Does the Body Work Harder Jogging in the Cold?

The effects of cold temperature on the body during exercise are harder to gage than hot weather, since it depends on how cold you are, how hard your heart works and your overall caloric expenditure. Generally, your body will work harder jogging in the cold than it will at room temperature, but jogging in hot weather makes it work even harder.
  1. Research

    • A study cited by the American Council on Exercise measured the respiratory rate among exercisers at four different temperatures. During the two colder temperatures, subjects had a higher respiratory exchange ratio, which indicates that they were using more carbohydrate stores relative to fat. Still, how hard your body works depends on how cold it is. In temperatures cold enough to trigger shivering, your body will work even harder than it will in hot temperatures.

    Mechanism

    • Whenever your body is exposed to extremes in temperature, it adjusts through a process called thermoregulation. When you're exposed to extreme cold during a jog, your body wants to maintain your core body temperature and reduce the amount of heat lost.

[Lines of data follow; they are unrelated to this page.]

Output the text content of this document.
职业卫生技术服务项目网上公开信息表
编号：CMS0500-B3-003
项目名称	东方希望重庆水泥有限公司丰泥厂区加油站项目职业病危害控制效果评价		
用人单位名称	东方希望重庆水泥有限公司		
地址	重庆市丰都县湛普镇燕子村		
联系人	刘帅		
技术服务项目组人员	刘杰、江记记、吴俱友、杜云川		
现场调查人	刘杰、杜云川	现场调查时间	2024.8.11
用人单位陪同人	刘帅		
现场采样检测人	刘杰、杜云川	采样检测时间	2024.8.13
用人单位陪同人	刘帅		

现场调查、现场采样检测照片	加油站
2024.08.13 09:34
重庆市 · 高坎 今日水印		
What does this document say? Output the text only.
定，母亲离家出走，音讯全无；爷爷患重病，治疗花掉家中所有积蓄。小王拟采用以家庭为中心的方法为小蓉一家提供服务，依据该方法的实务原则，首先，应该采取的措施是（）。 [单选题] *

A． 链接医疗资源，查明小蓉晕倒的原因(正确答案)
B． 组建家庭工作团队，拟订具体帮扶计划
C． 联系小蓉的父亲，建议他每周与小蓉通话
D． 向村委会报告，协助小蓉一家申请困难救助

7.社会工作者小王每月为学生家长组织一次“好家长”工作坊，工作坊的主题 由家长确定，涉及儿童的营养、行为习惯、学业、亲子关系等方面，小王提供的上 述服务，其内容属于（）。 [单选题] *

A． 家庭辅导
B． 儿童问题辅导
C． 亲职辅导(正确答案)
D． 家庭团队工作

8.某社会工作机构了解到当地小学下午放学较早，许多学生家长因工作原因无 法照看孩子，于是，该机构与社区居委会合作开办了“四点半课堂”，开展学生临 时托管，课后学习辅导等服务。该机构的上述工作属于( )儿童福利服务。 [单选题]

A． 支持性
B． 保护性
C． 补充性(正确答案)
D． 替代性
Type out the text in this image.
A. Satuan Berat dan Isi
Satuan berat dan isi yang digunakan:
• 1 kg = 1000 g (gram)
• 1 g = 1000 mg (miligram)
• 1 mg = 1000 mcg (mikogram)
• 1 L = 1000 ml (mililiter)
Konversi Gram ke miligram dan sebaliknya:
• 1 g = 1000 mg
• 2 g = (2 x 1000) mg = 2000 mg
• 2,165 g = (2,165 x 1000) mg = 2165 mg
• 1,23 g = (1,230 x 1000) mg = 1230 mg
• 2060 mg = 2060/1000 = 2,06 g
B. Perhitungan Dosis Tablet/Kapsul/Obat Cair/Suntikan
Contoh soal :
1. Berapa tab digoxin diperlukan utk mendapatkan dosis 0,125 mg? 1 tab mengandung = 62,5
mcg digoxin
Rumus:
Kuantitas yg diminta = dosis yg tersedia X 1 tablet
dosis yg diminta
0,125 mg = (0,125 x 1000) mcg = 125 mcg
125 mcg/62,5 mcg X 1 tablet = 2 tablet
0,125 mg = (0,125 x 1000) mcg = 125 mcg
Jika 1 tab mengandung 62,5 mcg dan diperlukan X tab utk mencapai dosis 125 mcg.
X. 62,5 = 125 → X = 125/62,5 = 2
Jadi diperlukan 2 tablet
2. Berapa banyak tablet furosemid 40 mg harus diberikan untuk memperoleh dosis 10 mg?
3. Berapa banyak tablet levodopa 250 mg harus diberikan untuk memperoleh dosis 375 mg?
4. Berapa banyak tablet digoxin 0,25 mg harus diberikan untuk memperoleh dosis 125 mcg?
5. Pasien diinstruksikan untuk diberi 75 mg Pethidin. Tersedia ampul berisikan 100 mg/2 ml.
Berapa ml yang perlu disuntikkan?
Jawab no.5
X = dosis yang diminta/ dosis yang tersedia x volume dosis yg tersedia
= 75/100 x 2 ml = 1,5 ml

One of the ways it does this is by constricting blood vessels in periphery fatty tissues, which causes your heart to work harder to pump blood through the constricted pathways.

    Effects

    • Exactly how cold weather affects your exercise results depends on who you ask. According to "The New York Times," cold temperatures actually slow down metabolism, possibly due to the constriction of blood vessels in fatty tissue. The "Baltimore Sun," on the other hand, says exercising in cold weather forces your body to work harder, resulting in increases in caloric expenditure as your body works to maintain core temperature.

    Cold vs. Heat

    • Although the cold can make your body work harder during a jog, it won't have the same effect as jogging on a hot summer day. It actually takes much more energy to consistently cool your body off through sweating than it does to warm it up during a cold jog.